- May 20, 2016
- Posted by: Alexis Gore
- Category: insight
When I started my career in Financial PR over a decade ago I used to bemoan the lack of coverage smaller companies were getting in the media. Little did we know how good we had it.
In recent years coverage of smaller companies, particularly in the national press, has dwindled away. Long gone are the halcyon days when the Financial Times dedicated a whole page to small caps. The recent demise of The Independent print edition and its Monday Small Talk column, marked the latest nail in the coffin. It is now increasingly rare to have journalists dedicated to covering the Alternative Investment Market (AIM) and small caps. Seeing a trusted contact leave the small cap arena can feel like a major blow, followed by a nervous wait to find out when, and indeed if, they will be replaced.
One reason coverage of smaller companies has been squeezed in the national press is declining newspaper circulation, which in turn has led to cost cutting and an inevitable decrease in the numbers of specialist reporters. There is also a sense that readers prefer to hear about the roaring (or weeping as the case may be) Goliaths that dwell in the confines of the FTSE 100.
That’s all very well and good – but who is shouting for David?
Well thankfully a plethora of new investment websites, broadcasting outfits, online blogs, and podcasts have sprung up to fill the vacuum. A beaming light of hope for anyone interested in learning about smaller companies, these outlets are gaining traction and are increasingly sophisticated in their approach. While national media coverage is still desirable for many companies, there is great success to be had from engaging with these specialist platforms. It also means that Financial PRs are being more creative in the way that they ensure their clients’ voices are being heard by the audiences that matter to them.
There remains an appetite for investing in smaller companies. A recent report from the London Business School found that when it came to investing, shares in smaller companies came out on top. Since 1955, the Numis Smaller Companies Index (NSCI) ex-investment companies (XIC), has achieved a 15.4% compound return, 3.6% p.a. above the FTSE All-Share. Launched at 1000 in 1987, the returns index reached an all-time high on 3 June 2015 of 17857. During 2000–15, smaller companies outperformed larger ones in 90% of worldwide markets.

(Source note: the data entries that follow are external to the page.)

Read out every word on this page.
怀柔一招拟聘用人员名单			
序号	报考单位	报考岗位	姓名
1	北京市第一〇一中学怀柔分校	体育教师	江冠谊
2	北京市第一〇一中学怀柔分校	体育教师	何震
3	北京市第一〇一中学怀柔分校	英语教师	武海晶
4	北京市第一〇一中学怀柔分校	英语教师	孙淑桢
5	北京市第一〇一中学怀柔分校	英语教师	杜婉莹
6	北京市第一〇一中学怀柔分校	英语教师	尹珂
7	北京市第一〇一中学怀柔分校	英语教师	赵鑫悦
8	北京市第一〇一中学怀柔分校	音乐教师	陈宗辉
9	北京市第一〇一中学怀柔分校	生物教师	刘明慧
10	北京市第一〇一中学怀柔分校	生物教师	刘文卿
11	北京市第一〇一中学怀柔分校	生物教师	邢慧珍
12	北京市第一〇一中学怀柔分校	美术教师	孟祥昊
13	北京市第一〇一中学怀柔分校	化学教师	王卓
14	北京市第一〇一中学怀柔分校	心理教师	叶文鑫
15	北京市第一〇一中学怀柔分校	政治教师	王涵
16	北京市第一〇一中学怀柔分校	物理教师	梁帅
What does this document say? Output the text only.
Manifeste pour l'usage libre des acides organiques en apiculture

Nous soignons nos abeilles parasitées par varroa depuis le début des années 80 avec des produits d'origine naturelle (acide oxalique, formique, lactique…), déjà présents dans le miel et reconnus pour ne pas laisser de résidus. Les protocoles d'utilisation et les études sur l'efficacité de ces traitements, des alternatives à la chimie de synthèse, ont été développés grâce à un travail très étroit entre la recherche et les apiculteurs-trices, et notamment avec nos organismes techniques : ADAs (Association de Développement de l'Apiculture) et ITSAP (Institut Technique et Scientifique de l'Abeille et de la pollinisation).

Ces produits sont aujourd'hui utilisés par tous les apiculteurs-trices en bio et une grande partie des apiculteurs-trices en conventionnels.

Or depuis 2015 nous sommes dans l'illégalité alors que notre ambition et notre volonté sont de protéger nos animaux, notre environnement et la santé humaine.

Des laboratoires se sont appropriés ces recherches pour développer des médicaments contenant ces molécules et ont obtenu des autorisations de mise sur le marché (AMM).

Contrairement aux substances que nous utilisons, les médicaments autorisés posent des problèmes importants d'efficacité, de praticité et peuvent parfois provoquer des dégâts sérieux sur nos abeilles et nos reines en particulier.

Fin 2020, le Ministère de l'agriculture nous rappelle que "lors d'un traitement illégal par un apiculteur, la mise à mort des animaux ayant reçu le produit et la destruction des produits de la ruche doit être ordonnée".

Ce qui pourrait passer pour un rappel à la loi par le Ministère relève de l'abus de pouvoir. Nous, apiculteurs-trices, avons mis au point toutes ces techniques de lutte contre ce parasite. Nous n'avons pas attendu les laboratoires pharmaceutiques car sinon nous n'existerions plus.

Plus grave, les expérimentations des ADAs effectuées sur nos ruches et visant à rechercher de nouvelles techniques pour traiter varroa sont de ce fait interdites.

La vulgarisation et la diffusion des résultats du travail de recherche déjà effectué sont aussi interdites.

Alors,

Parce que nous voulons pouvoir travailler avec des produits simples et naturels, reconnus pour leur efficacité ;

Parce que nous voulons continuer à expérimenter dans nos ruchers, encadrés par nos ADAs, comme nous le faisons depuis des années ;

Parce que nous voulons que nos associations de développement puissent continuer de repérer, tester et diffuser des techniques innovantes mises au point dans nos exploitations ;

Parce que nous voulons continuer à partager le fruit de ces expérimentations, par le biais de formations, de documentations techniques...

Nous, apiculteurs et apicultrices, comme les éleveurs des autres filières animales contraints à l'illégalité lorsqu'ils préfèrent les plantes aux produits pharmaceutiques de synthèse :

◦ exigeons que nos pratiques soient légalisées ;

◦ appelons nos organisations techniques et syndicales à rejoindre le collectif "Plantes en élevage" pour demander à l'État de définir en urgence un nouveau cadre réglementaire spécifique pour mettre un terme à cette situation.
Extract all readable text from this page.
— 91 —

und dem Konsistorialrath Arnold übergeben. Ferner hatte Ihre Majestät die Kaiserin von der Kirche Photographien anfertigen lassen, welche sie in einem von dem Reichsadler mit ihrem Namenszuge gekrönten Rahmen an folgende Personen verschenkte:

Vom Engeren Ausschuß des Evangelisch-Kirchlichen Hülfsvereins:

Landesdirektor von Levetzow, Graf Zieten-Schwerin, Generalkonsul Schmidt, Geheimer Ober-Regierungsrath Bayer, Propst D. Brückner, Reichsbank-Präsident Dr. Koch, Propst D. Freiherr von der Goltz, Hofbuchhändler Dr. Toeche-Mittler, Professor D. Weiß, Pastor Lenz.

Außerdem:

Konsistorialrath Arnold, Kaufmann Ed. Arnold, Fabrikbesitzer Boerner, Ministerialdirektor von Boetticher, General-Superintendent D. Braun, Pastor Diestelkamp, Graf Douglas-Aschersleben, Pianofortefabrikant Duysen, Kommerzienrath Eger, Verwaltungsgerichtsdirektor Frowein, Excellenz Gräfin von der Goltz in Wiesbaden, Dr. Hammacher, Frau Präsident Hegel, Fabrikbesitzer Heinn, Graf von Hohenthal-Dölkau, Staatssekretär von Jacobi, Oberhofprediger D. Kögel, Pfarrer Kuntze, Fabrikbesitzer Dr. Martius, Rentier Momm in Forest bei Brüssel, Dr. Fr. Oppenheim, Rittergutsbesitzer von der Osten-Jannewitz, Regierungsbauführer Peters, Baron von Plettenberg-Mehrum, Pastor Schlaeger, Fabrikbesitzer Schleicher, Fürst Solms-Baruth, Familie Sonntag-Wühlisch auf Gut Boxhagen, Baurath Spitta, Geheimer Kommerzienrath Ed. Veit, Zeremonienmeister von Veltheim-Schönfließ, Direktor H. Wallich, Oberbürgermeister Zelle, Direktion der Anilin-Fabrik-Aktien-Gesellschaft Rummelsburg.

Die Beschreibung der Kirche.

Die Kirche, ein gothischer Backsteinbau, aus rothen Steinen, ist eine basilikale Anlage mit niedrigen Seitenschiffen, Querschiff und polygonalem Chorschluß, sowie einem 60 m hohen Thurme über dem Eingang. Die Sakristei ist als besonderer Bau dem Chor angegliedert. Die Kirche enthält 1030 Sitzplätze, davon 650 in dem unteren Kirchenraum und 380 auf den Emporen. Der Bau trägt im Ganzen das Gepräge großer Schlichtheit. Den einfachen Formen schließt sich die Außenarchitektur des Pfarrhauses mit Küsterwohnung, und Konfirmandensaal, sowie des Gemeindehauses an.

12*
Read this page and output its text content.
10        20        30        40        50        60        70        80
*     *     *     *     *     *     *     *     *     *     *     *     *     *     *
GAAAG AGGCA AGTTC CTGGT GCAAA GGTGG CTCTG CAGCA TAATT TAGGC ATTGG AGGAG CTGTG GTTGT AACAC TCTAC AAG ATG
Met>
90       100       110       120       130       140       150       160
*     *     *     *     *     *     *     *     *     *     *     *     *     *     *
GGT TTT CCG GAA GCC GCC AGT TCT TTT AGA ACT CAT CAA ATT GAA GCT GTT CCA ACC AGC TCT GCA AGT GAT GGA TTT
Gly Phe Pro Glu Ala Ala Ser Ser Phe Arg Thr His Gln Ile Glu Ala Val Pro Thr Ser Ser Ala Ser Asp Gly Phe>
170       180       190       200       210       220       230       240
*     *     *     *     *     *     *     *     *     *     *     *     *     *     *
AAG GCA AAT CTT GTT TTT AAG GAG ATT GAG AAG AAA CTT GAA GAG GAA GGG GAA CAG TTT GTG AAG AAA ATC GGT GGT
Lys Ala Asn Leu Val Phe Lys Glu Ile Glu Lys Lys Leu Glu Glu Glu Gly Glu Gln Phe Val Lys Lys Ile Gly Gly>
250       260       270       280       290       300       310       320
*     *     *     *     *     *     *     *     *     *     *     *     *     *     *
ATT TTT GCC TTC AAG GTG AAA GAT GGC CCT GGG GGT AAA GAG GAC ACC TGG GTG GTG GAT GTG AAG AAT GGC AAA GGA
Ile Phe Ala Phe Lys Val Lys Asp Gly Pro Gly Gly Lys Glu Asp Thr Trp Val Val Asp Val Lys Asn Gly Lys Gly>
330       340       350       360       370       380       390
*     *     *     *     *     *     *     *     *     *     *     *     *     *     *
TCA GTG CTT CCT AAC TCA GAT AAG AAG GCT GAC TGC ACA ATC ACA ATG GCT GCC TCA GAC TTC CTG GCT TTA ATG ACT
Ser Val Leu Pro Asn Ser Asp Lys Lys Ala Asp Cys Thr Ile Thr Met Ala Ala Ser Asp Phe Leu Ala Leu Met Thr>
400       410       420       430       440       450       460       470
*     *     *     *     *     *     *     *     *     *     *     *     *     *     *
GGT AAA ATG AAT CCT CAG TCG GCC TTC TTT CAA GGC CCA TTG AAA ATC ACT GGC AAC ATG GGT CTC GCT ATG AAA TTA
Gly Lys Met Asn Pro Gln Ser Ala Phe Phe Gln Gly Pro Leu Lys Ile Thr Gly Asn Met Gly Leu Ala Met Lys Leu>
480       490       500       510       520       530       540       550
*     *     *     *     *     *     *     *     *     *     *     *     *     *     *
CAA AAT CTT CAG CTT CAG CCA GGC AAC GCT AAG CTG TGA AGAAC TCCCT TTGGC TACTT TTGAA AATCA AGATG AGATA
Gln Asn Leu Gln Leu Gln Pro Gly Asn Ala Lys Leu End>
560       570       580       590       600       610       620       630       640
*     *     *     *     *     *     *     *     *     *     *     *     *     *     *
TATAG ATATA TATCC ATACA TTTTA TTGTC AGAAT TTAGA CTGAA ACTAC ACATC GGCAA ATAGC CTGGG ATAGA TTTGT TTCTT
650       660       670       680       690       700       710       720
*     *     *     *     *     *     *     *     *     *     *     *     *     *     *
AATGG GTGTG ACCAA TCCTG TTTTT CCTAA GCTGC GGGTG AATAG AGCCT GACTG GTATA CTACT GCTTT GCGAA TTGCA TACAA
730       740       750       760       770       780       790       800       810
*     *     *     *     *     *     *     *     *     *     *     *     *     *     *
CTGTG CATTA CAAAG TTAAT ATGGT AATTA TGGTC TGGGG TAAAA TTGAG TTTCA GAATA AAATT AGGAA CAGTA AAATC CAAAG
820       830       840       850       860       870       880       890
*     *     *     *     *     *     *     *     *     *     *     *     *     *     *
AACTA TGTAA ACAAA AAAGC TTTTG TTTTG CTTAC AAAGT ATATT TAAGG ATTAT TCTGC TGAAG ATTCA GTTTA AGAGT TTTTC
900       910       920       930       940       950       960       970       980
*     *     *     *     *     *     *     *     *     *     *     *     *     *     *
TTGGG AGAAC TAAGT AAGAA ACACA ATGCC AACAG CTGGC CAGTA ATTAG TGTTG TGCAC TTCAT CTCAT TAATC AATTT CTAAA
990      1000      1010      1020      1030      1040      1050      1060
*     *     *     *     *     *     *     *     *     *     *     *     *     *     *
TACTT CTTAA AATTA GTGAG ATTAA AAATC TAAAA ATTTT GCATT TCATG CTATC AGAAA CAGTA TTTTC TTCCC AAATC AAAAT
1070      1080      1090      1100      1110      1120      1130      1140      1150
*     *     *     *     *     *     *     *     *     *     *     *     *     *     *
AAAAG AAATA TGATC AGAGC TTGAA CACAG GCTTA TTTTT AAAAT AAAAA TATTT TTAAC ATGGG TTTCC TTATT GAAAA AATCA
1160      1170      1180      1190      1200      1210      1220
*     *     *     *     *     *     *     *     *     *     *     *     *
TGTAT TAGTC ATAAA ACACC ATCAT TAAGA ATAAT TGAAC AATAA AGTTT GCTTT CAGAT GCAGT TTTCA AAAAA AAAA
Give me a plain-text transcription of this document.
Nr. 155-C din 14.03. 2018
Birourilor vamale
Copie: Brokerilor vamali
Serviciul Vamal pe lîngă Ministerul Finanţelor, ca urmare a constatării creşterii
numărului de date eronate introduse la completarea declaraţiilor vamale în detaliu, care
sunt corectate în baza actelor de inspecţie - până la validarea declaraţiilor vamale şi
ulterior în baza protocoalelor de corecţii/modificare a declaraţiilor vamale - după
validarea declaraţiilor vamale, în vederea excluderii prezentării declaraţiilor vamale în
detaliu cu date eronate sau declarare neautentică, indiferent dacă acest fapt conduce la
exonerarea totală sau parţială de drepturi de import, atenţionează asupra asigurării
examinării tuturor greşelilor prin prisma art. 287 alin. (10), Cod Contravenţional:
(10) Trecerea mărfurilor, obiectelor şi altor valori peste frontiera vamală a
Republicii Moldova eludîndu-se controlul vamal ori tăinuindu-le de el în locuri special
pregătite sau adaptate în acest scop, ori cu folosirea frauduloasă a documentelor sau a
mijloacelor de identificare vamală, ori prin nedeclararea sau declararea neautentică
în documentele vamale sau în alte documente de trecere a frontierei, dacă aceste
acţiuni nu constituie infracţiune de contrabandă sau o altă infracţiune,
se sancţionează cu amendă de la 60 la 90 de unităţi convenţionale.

In addition, AIM, which celebrated its 20th birthday in 2015, provides an excellent conduit for young, dynamic growth companies. Over a 1000 businesses are listed on the London Stock Exchange’s junior market. AIM not only gives investors access to exciting growth companies at an early stage, but also helps finance the development of businesses that are helping to drive the UK economy forward now and into the future.
Despite their success, many small caps have faced a challenge in recent years in reaching a wider audience and gaining the recognition they deserve. However, whether it be in the national press or the new specialist media platforms, through persistence, creativity and a little out the box thinking it is still achievable for smaller companies to gain the coverage they deserve.